Three things I like about riding a bike are (1) it allows me to get exercise while I am doing something useful (like getting to work or going to the store), (2) on hot days I generate my own cooling wind, and (3) it calms my mind.

I didn’t have anywhere I needed to go today and it was 21 degrees outside so a cooling wind was not desirable, but after four days of inactivity I had to get outside and do something physical. I laced up my hiking shoes and went for a long walk.

I was bundled up with a wool cap and neck gaiter to cover my head. I wore a t-shirt (my 2014 50 States Ride shirt), a polyester fleece, and a leather jacket. My hands were covered in mittens. My legs, which were going to do most of the work, were clad in light weight blue jeans. I wore wool socks in my hiking shoes.

I was cold. It was a bit windy. I started trucking. Within a half mile I was perfectly comfortable. Within a half mile my body wanted to run. The orthotics in my shoes made it feel like I was being propelled down the street. Even so, I resisted the urge. Running would almost certainly mess up my gimpy lower back.

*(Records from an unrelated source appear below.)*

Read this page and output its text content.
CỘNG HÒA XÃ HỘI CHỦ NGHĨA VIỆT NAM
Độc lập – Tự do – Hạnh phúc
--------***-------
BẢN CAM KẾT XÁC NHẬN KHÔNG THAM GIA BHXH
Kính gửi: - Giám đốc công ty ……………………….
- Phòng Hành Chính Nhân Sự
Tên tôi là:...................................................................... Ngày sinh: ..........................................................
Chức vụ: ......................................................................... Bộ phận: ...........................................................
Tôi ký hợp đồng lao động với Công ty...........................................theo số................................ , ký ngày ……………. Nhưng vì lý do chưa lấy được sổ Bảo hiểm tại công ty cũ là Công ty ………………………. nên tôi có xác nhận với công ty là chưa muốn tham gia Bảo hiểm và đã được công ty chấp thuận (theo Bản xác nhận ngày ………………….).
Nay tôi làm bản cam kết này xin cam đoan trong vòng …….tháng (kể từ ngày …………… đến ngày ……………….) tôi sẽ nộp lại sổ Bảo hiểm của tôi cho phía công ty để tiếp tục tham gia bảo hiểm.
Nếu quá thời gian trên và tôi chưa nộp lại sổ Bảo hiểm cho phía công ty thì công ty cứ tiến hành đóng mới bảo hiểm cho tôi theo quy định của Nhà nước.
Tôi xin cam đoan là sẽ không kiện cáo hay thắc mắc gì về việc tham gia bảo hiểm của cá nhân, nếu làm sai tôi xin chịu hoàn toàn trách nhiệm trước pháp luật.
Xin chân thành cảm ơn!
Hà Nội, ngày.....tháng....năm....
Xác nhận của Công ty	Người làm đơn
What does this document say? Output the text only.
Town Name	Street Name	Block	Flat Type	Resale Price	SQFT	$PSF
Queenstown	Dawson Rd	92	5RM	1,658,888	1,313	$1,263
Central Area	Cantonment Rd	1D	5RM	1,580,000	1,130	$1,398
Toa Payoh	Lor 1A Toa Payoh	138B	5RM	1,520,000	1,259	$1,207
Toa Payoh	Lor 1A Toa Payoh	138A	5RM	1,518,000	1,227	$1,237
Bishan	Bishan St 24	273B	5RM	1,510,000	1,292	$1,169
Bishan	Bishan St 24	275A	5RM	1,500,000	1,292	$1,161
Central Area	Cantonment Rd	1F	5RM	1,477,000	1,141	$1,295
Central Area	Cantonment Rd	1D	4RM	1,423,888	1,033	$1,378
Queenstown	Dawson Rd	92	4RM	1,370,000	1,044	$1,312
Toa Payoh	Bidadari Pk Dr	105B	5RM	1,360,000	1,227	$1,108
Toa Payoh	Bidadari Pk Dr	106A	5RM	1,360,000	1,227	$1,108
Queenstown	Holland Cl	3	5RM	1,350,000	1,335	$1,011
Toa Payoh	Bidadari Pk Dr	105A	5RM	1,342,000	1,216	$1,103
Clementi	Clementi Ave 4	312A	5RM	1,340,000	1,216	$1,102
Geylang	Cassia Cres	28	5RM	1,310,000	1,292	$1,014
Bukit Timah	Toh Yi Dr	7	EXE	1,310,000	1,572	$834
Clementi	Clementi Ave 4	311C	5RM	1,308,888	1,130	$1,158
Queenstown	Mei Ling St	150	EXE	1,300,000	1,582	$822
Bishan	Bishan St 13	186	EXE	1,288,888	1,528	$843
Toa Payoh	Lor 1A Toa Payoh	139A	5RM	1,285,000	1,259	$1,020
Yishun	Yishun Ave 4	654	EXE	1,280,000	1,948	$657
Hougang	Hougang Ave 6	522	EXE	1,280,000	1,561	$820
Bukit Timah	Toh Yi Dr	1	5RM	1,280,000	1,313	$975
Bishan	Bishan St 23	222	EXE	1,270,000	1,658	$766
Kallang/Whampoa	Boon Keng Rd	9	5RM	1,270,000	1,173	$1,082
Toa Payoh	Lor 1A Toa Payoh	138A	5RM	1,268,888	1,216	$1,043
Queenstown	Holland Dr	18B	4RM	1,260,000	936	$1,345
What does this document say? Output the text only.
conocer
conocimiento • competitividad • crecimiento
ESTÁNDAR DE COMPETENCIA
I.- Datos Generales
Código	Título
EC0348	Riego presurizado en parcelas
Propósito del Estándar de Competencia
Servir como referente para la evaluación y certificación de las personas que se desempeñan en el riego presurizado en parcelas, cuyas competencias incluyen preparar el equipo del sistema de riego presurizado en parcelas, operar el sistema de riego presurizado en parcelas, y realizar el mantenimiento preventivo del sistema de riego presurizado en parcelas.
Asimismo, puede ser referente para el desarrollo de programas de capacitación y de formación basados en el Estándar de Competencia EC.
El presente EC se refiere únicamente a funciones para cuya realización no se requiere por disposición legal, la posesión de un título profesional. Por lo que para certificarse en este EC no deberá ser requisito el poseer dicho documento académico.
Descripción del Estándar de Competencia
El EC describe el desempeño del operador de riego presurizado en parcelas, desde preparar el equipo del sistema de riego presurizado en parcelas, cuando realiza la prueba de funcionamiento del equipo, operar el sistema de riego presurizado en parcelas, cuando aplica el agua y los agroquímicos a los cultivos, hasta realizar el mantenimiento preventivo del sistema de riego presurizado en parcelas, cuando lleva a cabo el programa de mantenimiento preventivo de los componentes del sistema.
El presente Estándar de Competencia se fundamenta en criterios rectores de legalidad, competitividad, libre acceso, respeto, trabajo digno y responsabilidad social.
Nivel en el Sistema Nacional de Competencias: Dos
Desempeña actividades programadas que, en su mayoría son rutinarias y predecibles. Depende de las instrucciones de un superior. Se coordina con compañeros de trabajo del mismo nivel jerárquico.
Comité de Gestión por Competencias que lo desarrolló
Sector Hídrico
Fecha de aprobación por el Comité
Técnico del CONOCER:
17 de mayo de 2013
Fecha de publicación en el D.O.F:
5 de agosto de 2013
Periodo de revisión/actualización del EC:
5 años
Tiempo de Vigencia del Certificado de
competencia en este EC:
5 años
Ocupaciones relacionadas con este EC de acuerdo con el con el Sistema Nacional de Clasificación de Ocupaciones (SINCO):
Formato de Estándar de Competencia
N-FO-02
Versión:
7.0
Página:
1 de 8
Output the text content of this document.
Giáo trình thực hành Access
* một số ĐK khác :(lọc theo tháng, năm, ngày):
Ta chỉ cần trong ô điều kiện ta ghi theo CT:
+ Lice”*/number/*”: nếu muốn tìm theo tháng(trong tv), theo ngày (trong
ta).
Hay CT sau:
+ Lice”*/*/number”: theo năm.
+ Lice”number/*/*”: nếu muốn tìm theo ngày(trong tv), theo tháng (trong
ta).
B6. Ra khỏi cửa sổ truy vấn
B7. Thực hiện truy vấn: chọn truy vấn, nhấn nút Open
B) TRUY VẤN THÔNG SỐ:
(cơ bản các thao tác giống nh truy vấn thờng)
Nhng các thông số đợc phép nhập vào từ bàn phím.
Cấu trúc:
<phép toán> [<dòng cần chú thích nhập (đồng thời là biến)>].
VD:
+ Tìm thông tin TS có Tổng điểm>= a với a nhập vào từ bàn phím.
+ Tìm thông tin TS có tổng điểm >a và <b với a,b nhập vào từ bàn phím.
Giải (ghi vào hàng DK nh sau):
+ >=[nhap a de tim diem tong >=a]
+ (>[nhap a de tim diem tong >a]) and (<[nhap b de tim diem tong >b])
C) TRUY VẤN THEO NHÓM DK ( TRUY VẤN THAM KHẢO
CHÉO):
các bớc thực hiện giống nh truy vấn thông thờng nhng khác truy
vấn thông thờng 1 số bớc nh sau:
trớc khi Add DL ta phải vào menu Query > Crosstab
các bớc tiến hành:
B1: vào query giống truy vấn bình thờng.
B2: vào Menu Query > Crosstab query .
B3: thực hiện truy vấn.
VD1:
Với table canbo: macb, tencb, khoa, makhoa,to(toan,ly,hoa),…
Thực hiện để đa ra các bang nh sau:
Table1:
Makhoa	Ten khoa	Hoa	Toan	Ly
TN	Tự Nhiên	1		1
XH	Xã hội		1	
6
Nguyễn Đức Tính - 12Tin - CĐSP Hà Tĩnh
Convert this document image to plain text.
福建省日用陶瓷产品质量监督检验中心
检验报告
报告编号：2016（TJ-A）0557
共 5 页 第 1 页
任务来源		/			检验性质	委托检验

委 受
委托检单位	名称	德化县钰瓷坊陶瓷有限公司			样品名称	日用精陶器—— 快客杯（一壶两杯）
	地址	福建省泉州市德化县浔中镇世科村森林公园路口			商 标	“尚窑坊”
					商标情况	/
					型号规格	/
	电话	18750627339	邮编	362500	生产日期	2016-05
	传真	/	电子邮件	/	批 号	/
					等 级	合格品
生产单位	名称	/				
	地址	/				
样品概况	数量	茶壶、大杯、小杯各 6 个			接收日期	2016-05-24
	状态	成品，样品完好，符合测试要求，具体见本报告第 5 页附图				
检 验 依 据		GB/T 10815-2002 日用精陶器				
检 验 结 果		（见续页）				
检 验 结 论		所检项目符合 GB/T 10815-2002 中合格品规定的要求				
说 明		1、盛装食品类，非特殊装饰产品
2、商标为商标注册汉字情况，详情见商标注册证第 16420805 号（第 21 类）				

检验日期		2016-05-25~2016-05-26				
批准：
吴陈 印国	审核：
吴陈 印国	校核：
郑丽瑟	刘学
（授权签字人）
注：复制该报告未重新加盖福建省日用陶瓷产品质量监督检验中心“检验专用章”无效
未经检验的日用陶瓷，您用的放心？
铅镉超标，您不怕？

There’s one thing you can say about the suburbs and you can’t sugarcoat it: suburbs are boring, especially when nobody is out and about. I was walking for 2 hours and saw one person outside who was not in a car. One.

Another thing you can say about suburbs like the Fort Hunt area of Fairfax County where I live is the good folks at VDOT have absolutely no clue about pedestrians. In someplaces there is a concrete sidewalk. In others there is an asphalt path, typically bulging with tree roots. In others still the sidewalk disappears. And sometimes when the sidewalk disappears there is no shoulder to walk on. That means you get to walk in the road on busy, narrow streets like Fort Hunt Road. VDOT it seems is all about cars.

I had nowhere to go and didn’t need to get there at any particular time. I tried my best not to think about work or people or anything in particular. Many years ago when I was a runner, this was what completely turned me on about running. I could just turn off the chatter in my head and go on autopilot. When I was in really good shape, I’d do what I called run from the hips. This meant that my stride was automatic, almost robotic, effortless. When you get to this point running becomes moving meditation. It’s prettty awesome.

So that’s what I was striving for. I can’t say I was successful. You can’t really zone out when you’re worried about getting run over by a Subaru. But I tried.

My speed slowed a bit after three miles. I started running over work stuff in my head. After about a half mile of that I refocused on not focusing (if that makes any sense). I made my way to a deli and bought lunch to go. Then I trucked the rest of the way home. When I arrived the thermometer said it was 26 degrees. Bangor tanning weather.

It wasn’t as good as a walk in the woods or a bike ride on country roads on a sunny summer day, but it served it’s purpose. It got my outside. I broke a sweat. I calmed my mind.